09-28-2015 10:32 PM
Given a dataset sorted by PID (ID of each participant, N=77) with several continuous variables.
I want to obtain which are the observations (PID) with values > 2 SD from the mean.
I am working with data in a temporary dataset called -- cortical_stroke_complete2
The variable of interest is : PCh_CONTRA_entorhinal_tck
This is the code that I have been trying without success, I tried different variables and always obtained the same PID.
proc sql noprint;
select mean(PCh_CONTRA_entorhinal_tck) into : mean from cortical_stroke_complete2;
select std(PCh_CONTRA_entorhinal_tck) into :std from cortical_stroke_complete2;
where PCh_CONTRA_entorhinal_tck >&mean+2*&std ;
Basic SAS programmer.
Thank you so much!
09-28-2015 11:03 PM
No need for macros to do that. Try this
proc sql; select * from cortical_stroke_complete2 having PCh_CONTRA_entorhinal_tck - mean(PCh_CONTRA_entorhinal_tck) > 2*std(PCh_CONTRA_entorhinal_tck); quit;
09-29-2015 07:50 PM
Getting the same PID each time does not mean anything is wrong. It is possible that only one patient has outlier values.
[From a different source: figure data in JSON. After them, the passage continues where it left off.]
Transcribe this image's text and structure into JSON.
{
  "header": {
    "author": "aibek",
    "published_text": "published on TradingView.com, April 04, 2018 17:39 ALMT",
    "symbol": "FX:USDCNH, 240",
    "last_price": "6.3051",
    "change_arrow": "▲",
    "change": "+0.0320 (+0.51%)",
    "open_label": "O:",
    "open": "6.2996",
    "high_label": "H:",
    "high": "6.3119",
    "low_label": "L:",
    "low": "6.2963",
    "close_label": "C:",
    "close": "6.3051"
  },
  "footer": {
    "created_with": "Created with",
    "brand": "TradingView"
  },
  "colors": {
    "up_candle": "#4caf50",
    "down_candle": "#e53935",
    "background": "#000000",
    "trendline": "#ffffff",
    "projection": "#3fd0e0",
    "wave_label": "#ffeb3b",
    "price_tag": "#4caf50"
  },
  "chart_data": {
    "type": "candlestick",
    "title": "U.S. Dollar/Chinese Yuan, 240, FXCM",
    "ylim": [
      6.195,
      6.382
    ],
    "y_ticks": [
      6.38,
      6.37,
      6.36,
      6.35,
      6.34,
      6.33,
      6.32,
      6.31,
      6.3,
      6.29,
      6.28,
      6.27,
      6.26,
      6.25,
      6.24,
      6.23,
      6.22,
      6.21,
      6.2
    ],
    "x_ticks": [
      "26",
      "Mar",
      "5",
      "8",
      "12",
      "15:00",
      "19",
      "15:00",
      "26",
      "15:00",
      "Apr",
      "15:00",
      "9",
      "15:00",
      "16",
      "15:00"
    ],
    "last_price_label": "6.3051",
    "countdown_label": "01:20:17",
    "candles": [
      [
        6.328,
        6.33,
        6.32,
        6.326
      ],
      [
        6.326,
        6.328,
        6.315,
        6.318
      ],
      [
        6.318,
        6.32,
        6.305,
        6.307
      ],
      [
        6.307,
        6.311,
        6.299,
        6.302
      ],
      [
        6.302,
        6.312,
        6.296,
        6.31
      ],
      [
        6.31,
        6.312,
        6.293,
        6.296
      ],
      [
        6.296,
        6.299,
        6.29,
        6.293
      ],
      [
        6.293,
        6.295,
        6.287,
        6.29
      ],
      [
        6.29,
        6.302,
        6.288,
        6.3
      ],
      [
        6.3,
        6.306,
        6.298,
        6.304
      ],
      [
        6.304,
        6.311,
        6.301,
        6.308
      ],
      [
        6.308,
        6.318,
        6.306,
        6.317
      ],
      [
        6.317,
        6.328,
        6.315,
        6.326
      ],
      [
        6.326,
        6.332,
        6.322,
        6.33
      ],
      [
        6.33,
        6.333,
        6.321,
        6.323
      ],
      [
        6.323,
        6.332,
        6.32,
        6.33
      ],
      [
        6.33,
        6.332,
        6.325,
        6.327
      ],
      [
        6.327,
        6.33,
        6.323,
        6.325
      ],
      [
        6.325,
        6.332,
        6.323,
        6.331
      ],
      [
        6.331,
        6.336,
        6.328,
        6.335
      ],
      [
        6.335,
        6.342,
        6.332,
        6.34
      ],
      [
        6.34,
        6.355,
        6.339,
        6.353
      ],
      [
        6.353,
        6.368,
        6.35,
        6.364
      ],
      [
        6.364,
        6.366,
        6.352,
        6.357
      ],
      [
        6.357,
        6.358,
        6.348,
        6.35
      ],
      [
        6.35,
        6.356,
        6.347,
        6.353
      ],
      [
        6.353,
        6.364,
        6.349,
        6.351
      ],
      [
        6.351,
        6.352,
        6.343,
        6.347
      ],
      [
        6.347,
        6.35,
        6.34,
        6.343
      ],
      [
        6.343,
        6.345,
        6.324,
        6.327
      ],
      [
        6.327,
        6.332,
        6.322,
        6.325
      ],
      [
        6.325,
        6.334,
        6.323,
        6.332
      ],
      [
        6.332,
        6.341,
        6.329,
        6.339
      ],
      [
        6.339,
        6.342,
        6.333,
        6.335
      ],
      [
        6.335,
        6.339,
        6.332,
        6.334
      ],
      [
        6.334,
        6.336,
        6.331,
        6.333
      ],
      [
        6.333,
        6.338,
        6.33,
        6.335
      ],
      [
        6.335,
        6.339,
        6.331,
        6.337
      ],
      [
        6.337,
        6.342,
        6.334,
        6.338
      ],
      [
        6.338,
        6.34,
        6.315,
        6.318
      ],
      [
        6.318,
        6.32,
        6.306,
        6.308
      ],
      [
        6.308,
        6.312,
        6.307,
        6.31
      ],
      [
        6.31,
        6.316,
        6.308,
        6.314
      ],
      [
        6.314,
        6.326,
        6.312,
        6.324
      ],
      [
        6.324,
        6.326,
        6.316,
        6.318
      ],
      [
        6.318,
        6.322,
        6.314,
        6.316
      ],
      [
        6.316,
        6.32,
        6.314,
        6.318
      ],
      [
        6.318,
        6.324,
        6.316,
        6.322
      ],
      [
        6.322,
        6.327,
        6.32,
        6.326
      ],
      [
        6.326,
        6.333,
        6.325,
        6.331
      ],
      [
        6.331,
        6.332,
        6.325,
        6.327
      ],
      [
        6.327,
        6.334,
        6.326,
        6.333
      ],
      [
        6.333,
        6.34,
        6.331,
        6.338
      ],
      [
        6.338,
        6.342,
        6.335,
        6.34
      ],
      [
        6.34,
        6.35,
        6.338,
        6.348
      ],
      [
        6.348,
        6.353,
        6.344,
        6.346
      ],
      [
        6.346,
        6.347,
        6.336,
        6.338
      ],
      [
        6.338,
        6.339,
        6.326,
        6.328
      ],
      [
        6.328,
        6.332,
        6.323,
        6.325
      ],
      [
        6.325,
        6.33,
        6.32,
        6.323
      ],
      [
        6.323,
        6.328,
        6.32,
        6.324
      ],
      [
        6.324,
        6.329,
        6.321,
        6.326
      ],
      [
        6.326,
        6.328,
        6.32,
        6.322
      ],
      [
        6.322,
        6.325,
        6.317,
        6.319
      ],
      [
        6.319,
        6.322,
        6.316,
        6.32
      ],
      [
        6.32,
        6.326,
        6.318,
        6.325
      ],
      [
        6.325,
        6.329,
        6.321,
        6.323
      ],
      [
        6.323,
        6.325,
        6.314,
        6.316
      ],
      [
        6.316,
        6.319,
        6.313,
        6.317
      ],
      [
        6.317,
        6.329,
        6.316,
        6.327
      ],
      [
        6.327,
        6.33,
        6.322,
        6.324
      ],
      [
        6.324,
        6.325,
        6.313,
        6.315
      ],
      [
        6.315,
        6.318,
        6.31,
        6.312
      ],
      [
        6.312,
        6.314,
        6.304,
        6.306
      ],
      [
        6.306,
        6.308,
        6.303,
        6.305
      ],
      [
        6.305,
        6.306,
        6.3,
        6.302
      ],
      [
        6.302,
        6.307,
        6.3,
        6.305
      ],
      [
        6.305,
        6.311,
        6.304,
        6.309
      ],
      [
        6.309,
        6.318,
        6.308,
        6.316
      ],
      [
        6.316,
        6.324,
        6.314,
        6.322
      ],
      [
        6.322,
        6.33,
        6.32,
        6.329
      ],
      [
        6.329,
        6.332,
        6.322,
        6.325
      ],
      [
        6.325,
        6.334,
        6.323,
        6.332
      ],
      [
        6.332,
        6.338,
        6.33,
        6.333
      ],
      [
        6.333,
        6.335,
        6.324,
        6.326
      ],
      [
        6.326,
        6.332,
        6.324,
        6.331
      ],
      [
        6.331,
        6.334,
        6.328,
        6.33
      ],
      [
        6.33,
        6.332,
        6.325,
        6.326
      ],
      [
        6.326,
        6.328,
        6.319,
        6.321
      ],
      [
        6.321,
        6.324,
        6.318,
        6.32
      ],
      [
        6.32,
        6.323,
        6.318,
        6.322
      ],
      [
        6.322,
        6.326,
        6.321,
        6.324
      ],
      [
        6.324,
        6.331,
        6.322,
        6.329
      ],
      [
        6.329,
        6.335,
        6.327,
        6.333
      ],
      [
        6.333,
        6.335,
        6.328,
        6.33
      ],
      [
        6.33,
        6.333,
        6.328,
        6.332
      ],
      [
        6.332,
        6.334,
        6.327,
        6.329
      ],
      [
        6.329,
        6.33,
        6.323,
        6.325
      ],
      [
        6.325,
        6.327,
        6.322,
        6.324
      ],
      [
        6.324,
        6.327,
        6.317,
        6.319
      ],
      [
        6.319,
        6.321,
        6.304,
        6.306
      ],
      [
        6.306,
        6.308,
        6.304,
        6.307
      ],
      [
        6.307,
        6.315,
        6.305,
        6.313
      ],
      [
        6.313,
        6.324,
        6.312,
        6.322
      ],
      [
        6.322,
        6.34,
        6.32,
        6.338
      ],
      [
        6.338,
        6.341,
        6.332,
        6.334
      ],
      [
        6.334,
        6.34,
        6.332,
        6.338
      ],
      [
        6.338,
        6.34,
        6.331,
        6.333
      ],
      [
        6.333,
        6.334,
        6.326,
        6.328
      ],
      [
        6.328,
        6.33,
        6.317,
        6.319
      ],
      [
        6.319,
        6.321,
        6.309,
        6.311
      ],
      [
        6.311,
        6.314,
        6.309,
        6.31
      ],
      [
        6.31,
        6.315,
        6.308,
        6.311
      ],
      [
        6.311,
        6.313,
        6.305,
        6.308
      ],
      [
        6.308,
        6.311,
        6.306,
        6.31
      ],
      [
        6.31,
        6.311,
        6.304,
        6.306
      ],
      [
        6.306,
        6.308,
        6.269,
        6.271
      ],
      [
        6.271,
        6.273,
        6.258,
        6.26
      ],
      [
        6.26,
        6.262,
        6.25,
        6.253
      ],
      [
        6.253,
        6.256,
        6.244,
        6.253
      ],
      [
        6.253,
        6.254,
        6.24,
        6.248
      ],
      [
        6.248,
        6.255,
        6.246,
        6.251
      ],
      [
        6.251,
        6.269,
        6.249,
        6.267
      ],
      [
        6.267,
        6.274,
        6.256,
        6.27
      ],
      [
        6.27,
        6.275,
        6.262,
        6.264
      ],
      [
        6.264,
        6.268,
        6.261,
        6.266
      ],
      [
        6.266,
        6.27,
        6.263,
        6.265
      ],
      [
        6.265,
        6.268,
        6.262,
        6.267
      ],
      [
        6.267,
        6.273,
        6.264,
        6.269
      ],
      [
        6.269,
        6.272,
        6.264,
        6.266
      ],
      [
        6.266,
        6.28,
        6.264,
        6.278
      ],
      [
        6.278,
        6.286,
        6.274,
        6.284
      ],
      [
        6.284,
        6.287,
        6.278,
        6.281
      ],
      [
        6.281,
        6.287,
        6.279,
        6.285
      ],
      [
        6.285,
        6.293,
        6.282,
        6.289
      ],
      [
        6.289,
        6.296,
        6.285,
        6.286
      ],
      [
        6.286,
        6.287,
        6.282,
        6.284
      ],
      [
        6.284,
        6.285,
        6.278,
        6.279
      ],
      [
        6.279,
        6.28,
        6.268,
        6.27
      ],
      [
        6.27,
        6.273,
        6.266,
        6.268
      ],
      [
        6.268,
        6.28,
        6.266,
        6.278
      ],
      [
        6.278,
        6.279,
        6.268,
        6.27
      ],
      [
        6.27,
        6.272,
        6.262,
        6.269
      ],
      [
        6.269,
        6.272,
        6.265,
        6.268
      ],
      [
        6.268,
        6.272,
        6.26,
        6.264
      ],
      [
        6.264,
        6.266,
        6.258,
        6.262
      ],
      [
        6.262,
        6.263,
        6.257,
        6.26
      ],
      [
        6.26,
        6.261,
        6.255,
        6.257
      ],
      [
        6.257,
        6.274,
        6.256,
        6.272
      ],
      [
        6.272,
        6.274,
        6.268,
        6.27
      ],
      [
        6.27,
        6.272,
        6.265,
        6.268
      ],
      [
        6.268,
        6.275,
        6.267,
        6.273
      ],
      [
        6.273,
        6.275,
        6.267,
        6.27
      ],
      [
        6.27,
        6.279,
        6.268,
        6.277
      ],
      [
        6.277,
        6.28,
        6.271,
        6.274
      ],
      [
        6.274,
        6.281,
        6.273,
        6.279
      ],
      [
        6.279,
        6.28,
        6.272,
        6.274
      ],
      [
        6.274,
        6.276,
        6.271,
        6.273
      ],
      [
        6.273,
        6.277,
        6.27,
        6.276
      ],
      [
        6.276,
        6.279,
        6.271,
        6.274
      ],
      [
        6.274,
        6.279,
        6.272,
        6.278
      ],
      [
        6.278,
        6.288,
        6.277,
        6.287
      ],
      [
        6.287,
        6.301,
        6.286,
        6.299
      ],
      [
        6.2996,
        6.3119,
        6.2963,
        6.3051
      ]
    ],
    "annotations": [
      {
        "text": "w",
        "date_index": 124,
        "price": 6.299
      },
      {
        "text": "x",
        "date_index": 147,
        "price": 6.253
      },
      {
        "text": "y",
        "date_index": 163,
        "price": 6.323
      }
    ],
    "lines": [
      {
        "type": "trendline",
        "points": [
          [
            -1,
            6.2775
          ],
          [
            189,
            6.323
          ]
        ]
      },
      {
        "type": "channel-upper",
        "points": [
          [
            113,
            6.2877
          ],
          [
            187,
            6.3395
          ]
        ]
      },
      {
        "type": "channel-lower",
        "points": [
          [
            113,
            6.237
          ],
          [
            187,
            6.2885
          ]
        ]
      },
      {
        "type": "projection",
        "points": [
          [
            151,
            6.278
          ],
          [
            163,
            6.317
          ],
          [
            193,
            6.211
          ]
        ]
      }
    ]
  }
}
When looking for values more than 2 standard deviations from the mean, you may have to consider two standard deviations in both directions.
where (PCh_Contra_entorhinal > &mean + 2*&std) or (PCh_Contra_entorhinal < &mean - 2*&std);
If you suspect this is not giving you the right result, print &mean and &std, and inspect 20 lines of data to see if you can confirm whether the result should be different.